Svarnas to transferowy strzał w dziesiątkę, nic dziwnego, że Raków zdecydował się go wykupić z AEK-u Ateny, bijąc tym samym swój finansowy rekord. Grek nie potrzebował aklimatyzacji, nie było gadek, że najpierw musi trzydzieści razy okrążyć Częstochowę tramwajem, by zrozumieć, jak ma grać w piłkę. Nie – przyszedł i od razu stał się kozakiem.
Arsenić to z kolei inny przypadek, bo przed Rakowem nikt nie miał go za top stopera. Był w Jagiellonii, był w Wiśle, ale żeby tam olśniewał? Absolutnie nie. Ot, przyzwoity, może solidny gość, który będzie uzupełnieniem składu. A jednak – rozwinął się bardzo mocno. Papszun mówił o nim niedawno: – Jestem bardzo rozczarowany i zawiedziony, że najlepszy stoper ligi nie dostał nominacji. Naprawdę jest mi przykro, bo w moim rankingu Zoran Arsenić po pierwszej rundzie, mówię o drużynie, wyśrubował nieprawdopodobny wynik. Jego nota, z tego co pamiętam, to około 6,9, gdzie grał praktycznie we wszystkich meczach. To jest coś, co się nie zdarza. Bo uzyskać taką notę obrońcy jest bardzo trudno. To jest coś dużego.
No i faktycznie dziwne, że Arsenić nie był nawet nominowany na koniec sezonu, ale Gala Ekstraklasy i często niezbyt logiczne wybory są jak Batman i Robin.
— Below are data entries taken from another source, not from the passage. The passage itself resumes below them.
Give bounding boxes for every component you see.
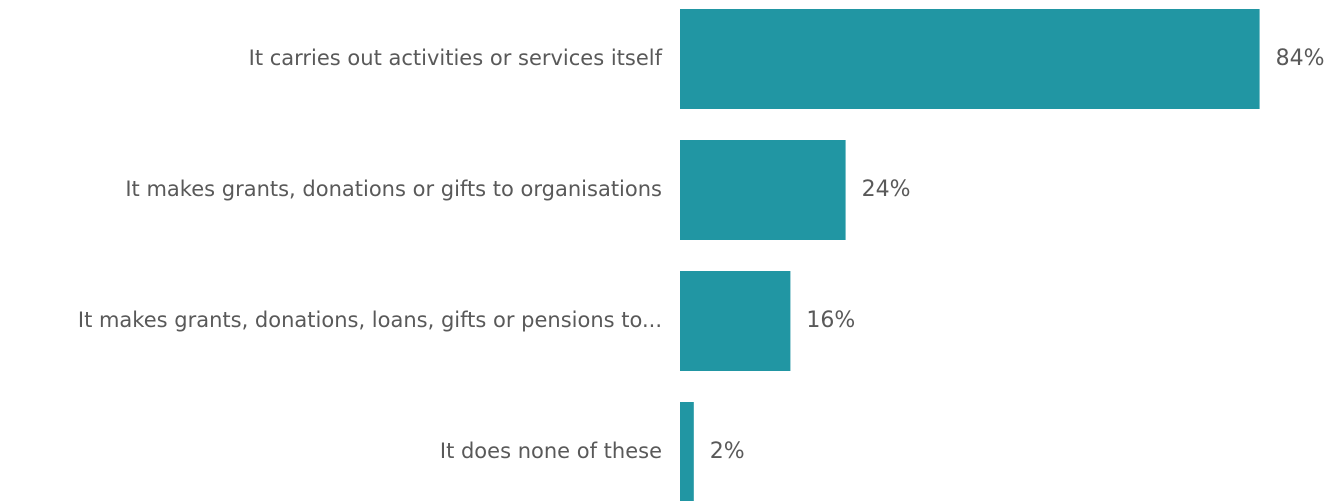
bar-1 — [680, 9, 1260, 109]
value-label-4: 2% — [710, 439, 745, 464]
value-label-3: 16% — [806, 308, 855, 333]
value-label-1: 84% — [1276, 46, 1325, 71]
category-label-1: It carries out activities or services it… — [249, 46, 663, 70]
value-label-2: 24% — [862, 177, 911, 202]
category-label-3: It makes grants, donations, loans, gifts… — [78, 308, 662, 332]
bar-2 — [680, 140, 846, 240]
bar-3 — [680, 271, 791, 371]
plot-area: It carries out activities or services it… — [78, 9, 1325, 501]
bar-4 — [680, 402, 694, 501]
category-label-4: It does none of these — [440, 439, 662, 463]
category-label-2: It makes grants, donations or gifts to o… — [125, 177, 662, 201]
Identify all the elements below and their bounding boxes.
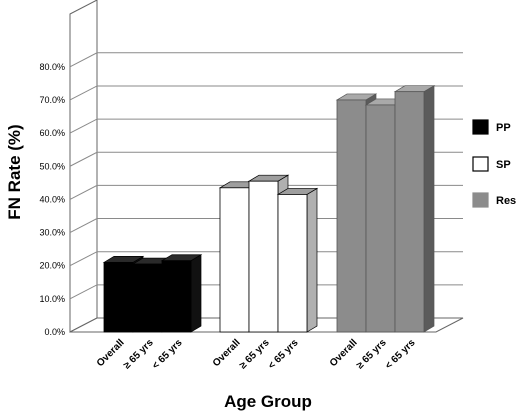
legend-label: Res — [496, 195, 516, 207]
series-pp — [102, 254, 203, 333]
y-tick-label: 60.0% — [39, 128, 65, 138]
legend-label: SP — [496, 159, 511, 171]
legend: PP SP Res — [472, 119, 516, 208]
y-tick-label: 40.0% — [39, 194, 65, 204]
y-tick-label: 70.0% — [39, 95, 65, 105]
y-tick-label: 30.0% — [39, 228, 65, 238]
x-tick-label: < 65 yrs — [266, 337, 301, 372]
x-axis-title: Age Group — [224, 392, 312, 411]
x-tick-labels: Overall≥ 65 yrs< 65 yrs Overall≥ 65 yrs< … — [95, 337, 418, 372]
legend-item-sp: SP — [472, 156, 511, 172]
y-tick-label: 0.0% — [44, 327, 65, 337]
x-tick-label: ≥ 65 yrs — [122, 337, 156, 371]
series-sp — [218, 174, 319, 333]
x-tick-label: < 65 yrs — [383, 337, 418, 372]
bar-pp-lt-65-yrs — [160, 254, 203, 333]
legend-label: PP — [496, 122, 511, 134]
side-wall — [69, 0, 98, 333]
x-tick-label: ≥ 65 yrs — [238, 337, 272, 371]
y-tick-label: 80.0% — [39, 62, 65, 72]
bar-sp-lt-65-yrs — [276, 187, 319, 333]
legend-item-res: Res — [472, 192, 516, 208]
y-axis-title: FN Rate (%) — [5, 124, 24, 219]
y-tick-labels: 0.0% 10.0% 20.0% 30.0% 40.0% 50.0% 60.0% 70.0% 8… — [39, 62, 65, 337]
legend-item-pp: PP — [472, 119, 511, 135]
legend-swatch — [472, 156, 489, 172]
bars — [102, 85, 436, 333]
bar-res-lt-65-yrs — [393, 85, 436, 333]
gridline — [69, 85, 463, 101]
y-tick-label: 50.0% — [39, 161, 65, 171]
y-tick-label: 10.0% — [39, 294, 65, 304]
x-tick-label: ≥ 65 yrs — [355, 337, 389, 371]
legend-swatch — [472, 119, 489, 135]
gridline — [69, 52, 463, 68]
series-res — [335, 85, 436, 333]
y-tick-label: 20.0% — [39, 261, 65, 271]
legend-swatch — [472, 192, 489, 208]
x-tick-label: < 65 yrs — [150, 337, 185, 372]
Zawsze razem.
Podium uzupełnia zaś Ariel Mosór, wybrany najlepszym młodzieżowcem sezonu (to akurat się broni). Chłopak jest z rocznika 2003, a i tak był liderem bloku defensywnego Piasta, przykrywając czapką Czerwińskiego, którego nawet nie zmieściliśmy do dziesiątki. Pewny, dojrzały, odpowiedzialny. Jeśli poprowadzić odpowiednio tę karierę – będziemy mieli z niego pociechę jako polski futbol.
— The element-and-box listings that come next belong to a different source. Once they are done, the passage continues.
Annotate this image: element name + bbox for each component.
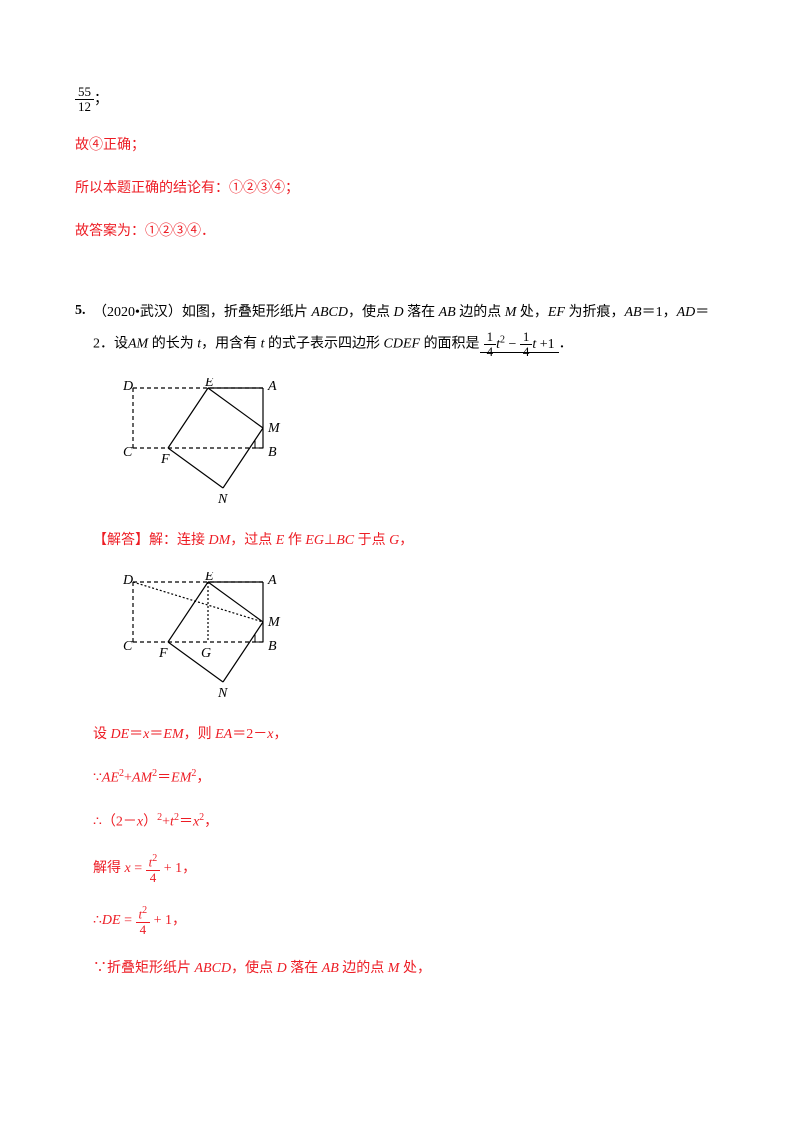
svg-text:B: B	[268, 445, 277, 460]
work-line-2: ∵AE2+AM2＝EM2，	[93, 765, 719, 791]
work-line-1: 设 DE＝x＝EM，则 EA＝2－x，	[93, 722, 719, 747]
svg-text:M: M	[267, 615, 281, 630]
svg-text:N: N	[217, 492, 228, 507]
conclusion-1: 故④正确；	[75, 133, 719, 158]
svg-text:G: G	[201, 646, 211, 661]
svg-text:B: B	[268, 639, 277, 654]
svg-text:N: N	[217, 686, 228, 701]
q5-stem: （2020•武汉）如图，折叠矩形纸片 ABCD，使点 D 落在 AB 边的点 M…	[93, 298, 719, 360]
svg-text:E: E	[204, 378, 214, 390]
solution-line-1: 【解答】解：连接 DM，过点 E 作 EG⊥BC 于点 G，	[93, 528, 719, 553]
question-number: 5.	[75, 298, 93, 323]
svg-text:A: A	[267, 573, 277, 588]
figure-2: D E A C F G B M N	[123, 572, 313, 712]
svg-text:C: C	[123, 445, 133, 460]
work-line-3: ∴（2－x）2+t2＝x2，	[93, 809, 719, 835]
question-5: 5. （2020•武汉）如图，折叠矩形纸片 ABCD，使点 D 落在 AB 边的…	[75, 298, 719, 999]
conclusion-3: 故答案为：①②③④．	[75, 219, 719, 244]
conclusion-2: 所以本题正确的结论有：①②③④；	[75, 176, 719, 201]
work-line-5: ∴DE = t24 + 1，	[93, 904, 719, 938]
top-fraction: 5512；	[75, 85, 719, 115]
svg-text:E: E	[204, 572, 214, 584]
work-line-4: 解得 x = t24 + 1，	[93, 852, 719, 886]
svg-text:F: F	[160, 452, 170, 467]
svg-text:F: F	[158, 646, 168, 661]
svg-text:M: M	[267, 421, 281, 436]
work-line-6: ∵折叠矩形纸片 ABCD，使点 D 落在 AB 边的点 M 处，	[93, 956, 719, 981]
svg-text:C: C	[123, 639, 133, 654]
svg-text:A: A	[267, 379, 277, 394]
svg-text:D: D	[123, 379, 133, 394]
figure-1: D E A C F B M N	[123, 378, 313, 518]
svg-text:D: D	[123, 573, 133, 588]
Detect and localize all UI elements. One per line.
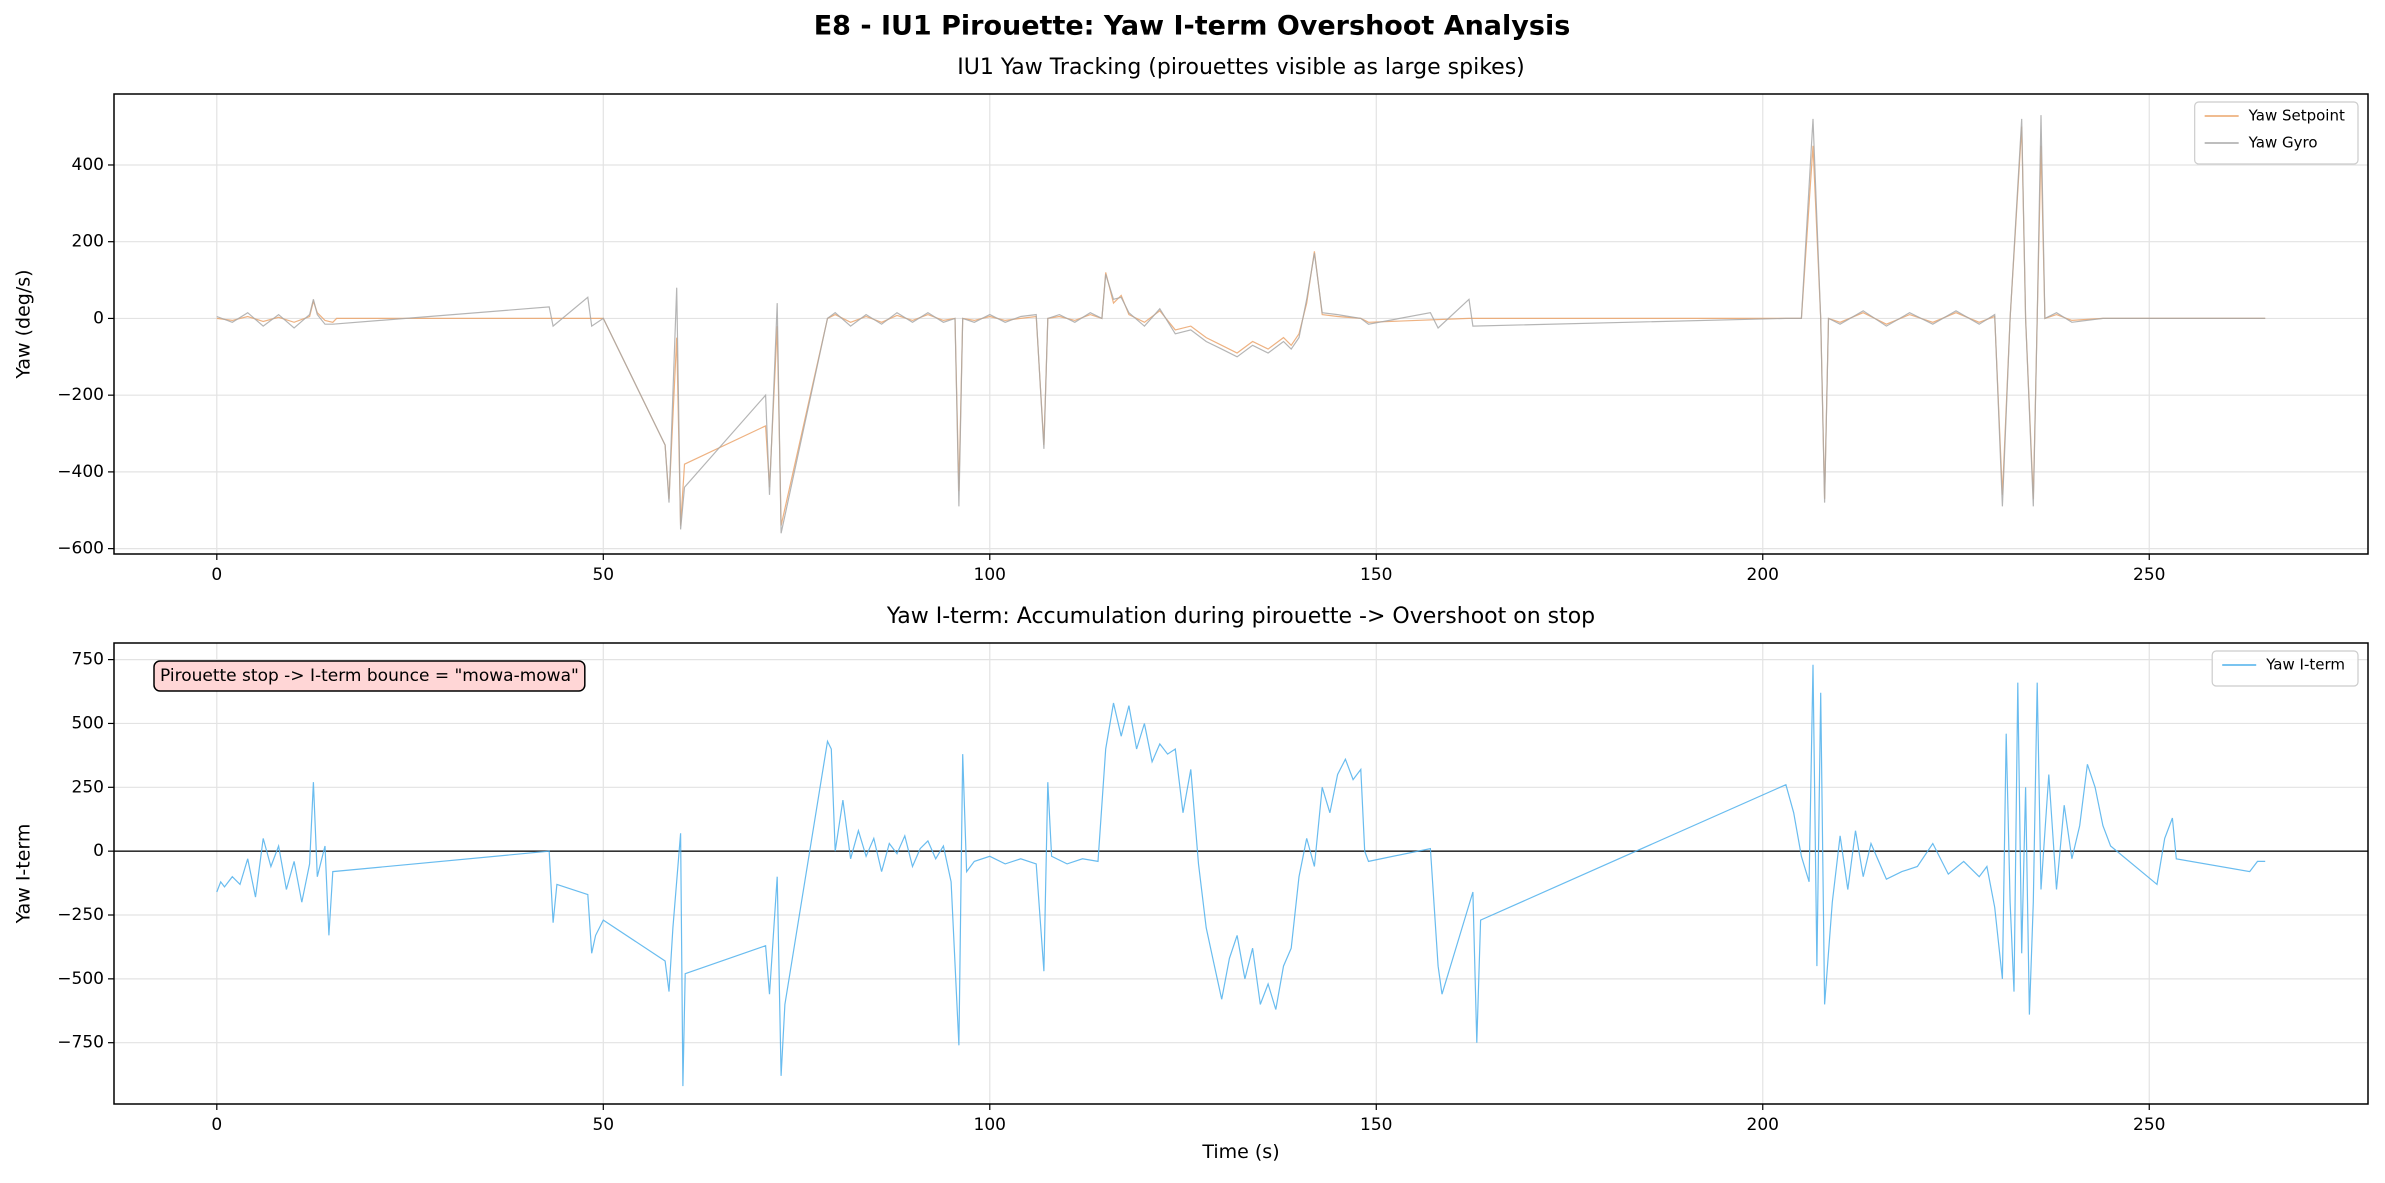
x-axis-label: Time (s) xyxy=(1201,1141,1279,1163)
figure-title: E8 - IU1 Pirouette: Yaw I-term Overshoot… xyxy=(814,11,1571,42)
y-tick-label: 0 xyxy=(93,841,104,861)
y-tick-label: 500 xyxy=(72,713,104,733)
legend-frame xyxy=(2194,101,2359,165)
x-tick-label: 250 xyxy=(2133,565,2165,585)
axes-title: Yaw I-term: Accumulation during pirouett… xyxy=(886,604,1595,629)
y-axis-label: Yaw I-term xyxy=(13,824,35,925)
y-tick-label: −200 xyxy=(57,385,104,405)
annotation: Pirouette stop -> I-term bounce = "mowa-… xyxy=(160,666,579,686)
axes-frame xyxy=(113,642,2369,1105)
y-tick-label: 750 xyxy=(72,650,104,670)
legend-label: Yaw I-term xyxy=(2265,656,2345,674)
y-tick-label: −750 xyxy=(57,1033,104,1053)
legend-label: Yaw Setpoint xyxy=(2248,107,2345,125)
x-tick-label: 150 xyxy=(1360,565,1392,585)
data-line xyxy=(216,115,2266,534)
x-tick-label: 50 xyxy=(592,565,614,585)
x-tick-label: 100 xyxy=(974,565,1006,585)
y-axis-label: Yaw (deg/s) xyxy=(13,269,35,379)
y-tick-label: −500 xyxy=(57,969,104,989)
x-tick-label: 200 xyxy=(1747,565,1779,585)
axes-frame xyxy=(113,93,2369,555)
data-line xyxy=(216,664,2266,1087)
data-line xyxy=(216,126,2266,526)
x-tick-label: 0 xyxy=(211,565,222,585)
legend: Yaw Setpoint Yaw Gyro xyxy=(2194,101,2359,165)
y-tick-label: 0 xyxy=(93,308,104,328)
axes-title: IU1 Yaw Tracking (pirouettes visible as … xyxy=(957,55,1525,80)
x-tick-label: 200 xyxy=(1747,1115,1779,1135)
x-tick-label: 0 xyxy=(211,1115,222,1135)
legend-frame xyxy=(2211,650,2359,687)
annotation-box xyxy=(153,660,586,692)
x-tick-label: 50 xyxy=(592,1115,614,1135)
legend: Yaw I-term xyxy=(2211,650,2359,687)
y-tick-label: −250 xyxy=(57,905,104,925)
y-tick-label: 200 xyxy=(72,232,104,252)
legend-label: Yaw Gyro xyxy=(2248,134,2318,152)
y-tick-label: −400 xyxy=(57,462,104,482)
x-tick-label: 100 xyxy=(974,1115,1006,1135)
y-tick-label: −600 xyxy=(57,539,104,559)
x-tick-label: 150 xyxy=(1360,1115,1392,1135)
y-tick-label: 250 xyxy=(72,777,104,797)
y-tick-label: 400 xyxy=(72,155,104,175)
x-tick-label: 250 xyxy=(2133,1115,2165,1135)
Najwięcej przedstawicieli w TOP10 ma Legia, ale na dalszych pozycjach – 5., 7. i 8.. Najwyżej ceniliśmy w tym sezonie Augustyniaka, który przesunięty do obrony poradził sobie bez większych problemów. Czy to w duecie, czy to tworząc trio. Wisienką na torcie była jego postawa z Rakowem, kiedy zagrał profesurę. Nawrockiego doceniamy za ofensywne wejścia i nowoczesność, ale parę prostych błędów w tyłach jednak się przytrafiło, a jakkolwiek zmienia się futbol – wciąż mówimy o obrońcach. Jędrzejczyk był zaś solidny – z przebojami, jak schowanie do kieszeni Sancheza z Widzewem – ale bardziej w takim rankingu podskoczyć nie może.
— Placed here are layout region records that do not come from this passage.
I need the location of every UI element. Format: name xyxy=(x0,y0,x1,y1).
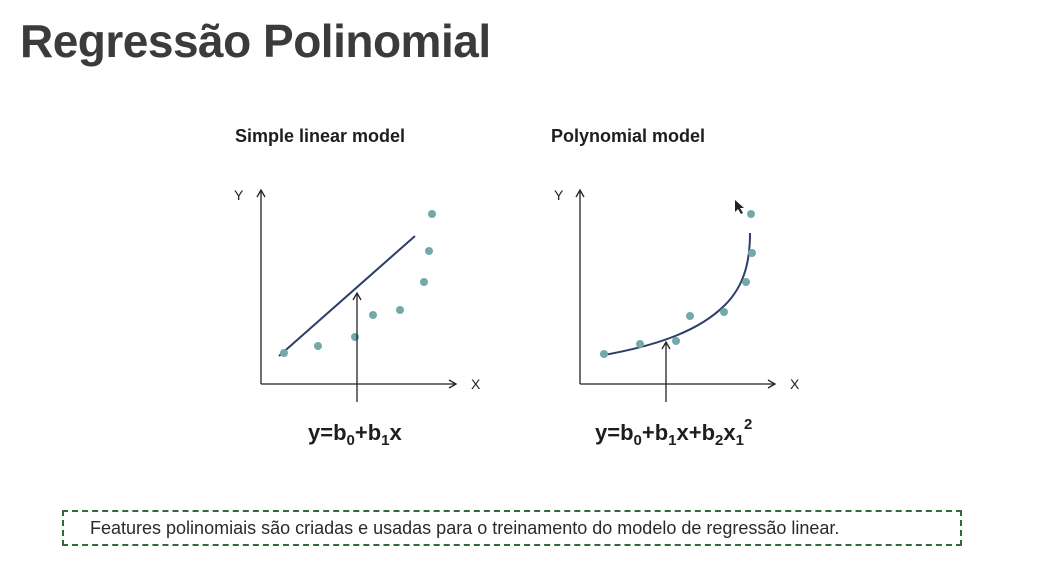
linear-fit-line xyxy=(278,235,416,357)
poly-equation: y=b0+b1x+b2x12 xyxy=(595,416,752,449)
linear-x-axis-label: X xyxy=(471,376,481,392)
data-point xyxy=(280,349,288,357)
linear-y-axis-label: Y xyxy=(234,187,244,203)
linear-equation: y=b0+b1x xyxy=(308,420,403,449)
polynomial-model-title: Polynomial model xyxy=(551,126,706,146)
data-point xyxy=(720,308,728,316)
linear-axes: Y X xyxy=(234,187,481,392)
poly-points xyxy=(600,210,756,358)
note-text: Features polinomiais são criadas e usada… xyxy=(90,517,840,538)
data-point xyxy=(420,278,428,286)
data-point xyxy=(314,342,322,350)
data-point xyxy=(600,350,608,358)
poly-x-axis-label: X xyxy=(790,376,800,392)
poly-fit-curve xyxy=(603,232,751,356)
data-point xyxy=(672,337,680,345)
data-point xyxy=(747,210,755,218)
data-point xyxy=(351,333,359,341)
data-point xyxy=(369,311,377,319)
data-point xyxy=(636,340,644,348)
data-point xyxy=(428,210,436,218)
data-point xyxy=(742,278,750,286)
data-point xyxy=(748,249,756,257)
page-title: Regressão Polinomial xyxy=(20,15,491,67)
data-point xyxy=(396,306,404,314)
data-point xyxy=(686,312,694,320)
linear-model-title: Simple linear model xyxy=(235,126,406,146)
data-point xyxy=(425,247,433,255)
mouse-cursor-icon xyxy=(735,200,744,214)
note-box: Features polinomiais são criadas e usada… xyxy=(62,510,962,546)
poly-y-axis-label: Y xyxy=(554,187,564,203)
poly-axes: Y X xyxy=(554,187,800,392)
Z kolei brązowy medalista, Lech, ma dwóch reprezentantów: Dagerstala i Milicia. Ten pierwszy, gdyby oceniać same umiejętności, byłby z pewnością wyżej, pewnie w okolicach podium, ale w Ekstraklasie grał po prostu mało. 20 spotkań, 1664 minut. Doceniamy jego klasę, niemniej przy okazji takiego zestawienia nie mógł zawędrować strasznie wysoko. Z kolei Milić to niezwykle porządny stoper, gdy jest w składzie, Kolejorzowi gra się zdecydowanie łatwiej. Kiedy przychodził, trochę można było drżeć, czy Lech trafi z graczem z Bałkanów po tych wszystkich Crnomarkoviciach i Muharach, ale tutaj bez pudła.
Dyszkę uzupełniają zawodnicy Cracovii i Warty, a więc Ghita i Stavropoulos. Pierwszy zagrał we wszystkich spotkaniach, nie miał ani jednego ligowego weekendu na odpoczynek. Co więcej – w większości przypadków prezentował się dobrze. Super transfer Cracovii, warto było głębiej sięgnąć do kieszeni. Z kolei Greka wyróżniamy za to, jak dobrze broniła się Warta w tym sezonie, mając czwarte najniższe gole oczekiwane przeciwko (po Rakowie, Piaście i Legii). A Stavropoulos, jako lider tej formacji, zasłużył na nominację.